Ses différentes appellations prouvent sans doute la difficulté que l’on a pour vraiment la caractériser. Je veux parler de la feuille de salle, ou de la bible comme on la baptise encore, ou…, bref de ce document parfois réduit à un simple papier de petit format, parfois à un minuscule quatre pages dans lesquelles tous les renseignements concernant le spectacle que nous allons voir sont minutieusement consignés.

Plus riches, les théâtres nationaux (Comédie-Française, Odéon, TNS ou Théâtre de la Colline) offrent carrément des fascicules dans lesquels de savants exégètes vous fournissent les clés du spectacle que vous allez voir, le tout agrémenté de quelques « belles » photos en couleurs et avec en prime – et en ouverture – le mot du directeur du lieu, celui du metteur en scène (c’est parfois le même) ou de quelqu’autre personnalité incontournable.

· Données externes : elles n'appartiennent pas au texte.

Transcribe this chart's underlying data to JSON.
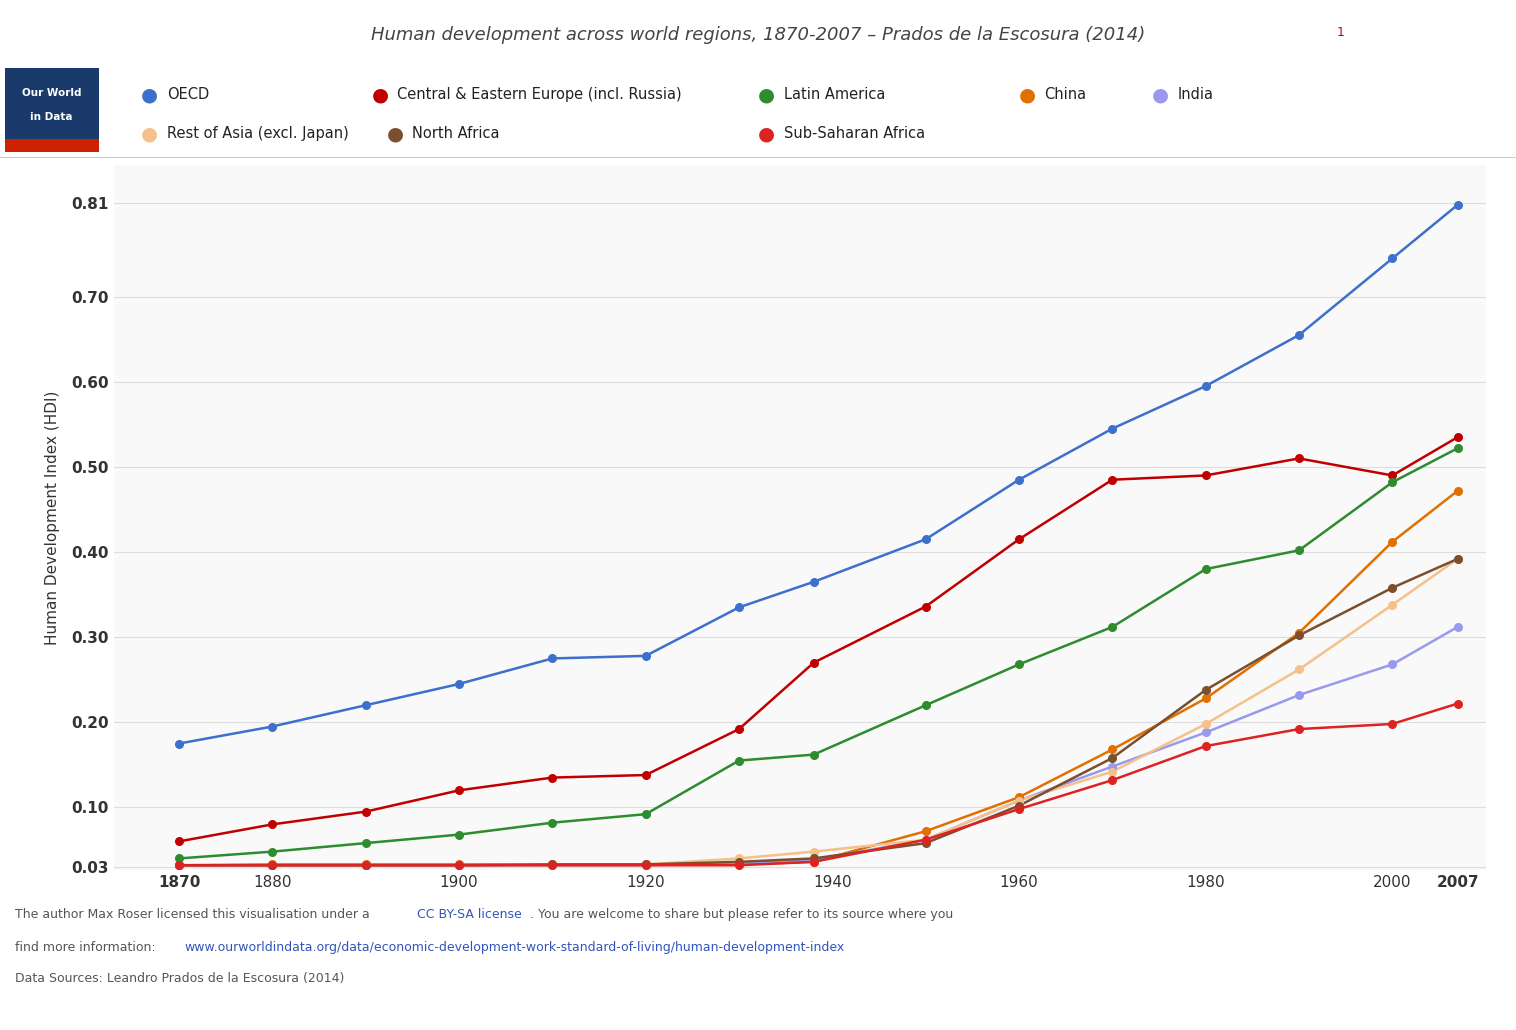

Lire ou relire ce genre de document après la représentation est toujours réjouissant : cela nous permet de mesurer l’écart, parfois un gouffre, entre ce qui est écrit et ce que nous venons de voir !… Mais nous sommes désormais tellement habitués à recevoir ce type de papier ou de brochure à l’entrée de la salle que ne pas en avoir crée un sentiment de frustration inouï, comme si nous nous nous retrouvions soudainement nus. Et comme par hasard, c’est justement à ce moment-là que le besoin de trouver le nom de tel ou tel comédien dans tel ou tel rôle, ou celui d’un autre participant, scénographe, décorateur, créateur lumière ou son… vous vient de manière urgente. Vous cherchez donc le document, et si vous en avez un le retournez dans tous les sens, sans bien évidemment trouver le renseignement cherché.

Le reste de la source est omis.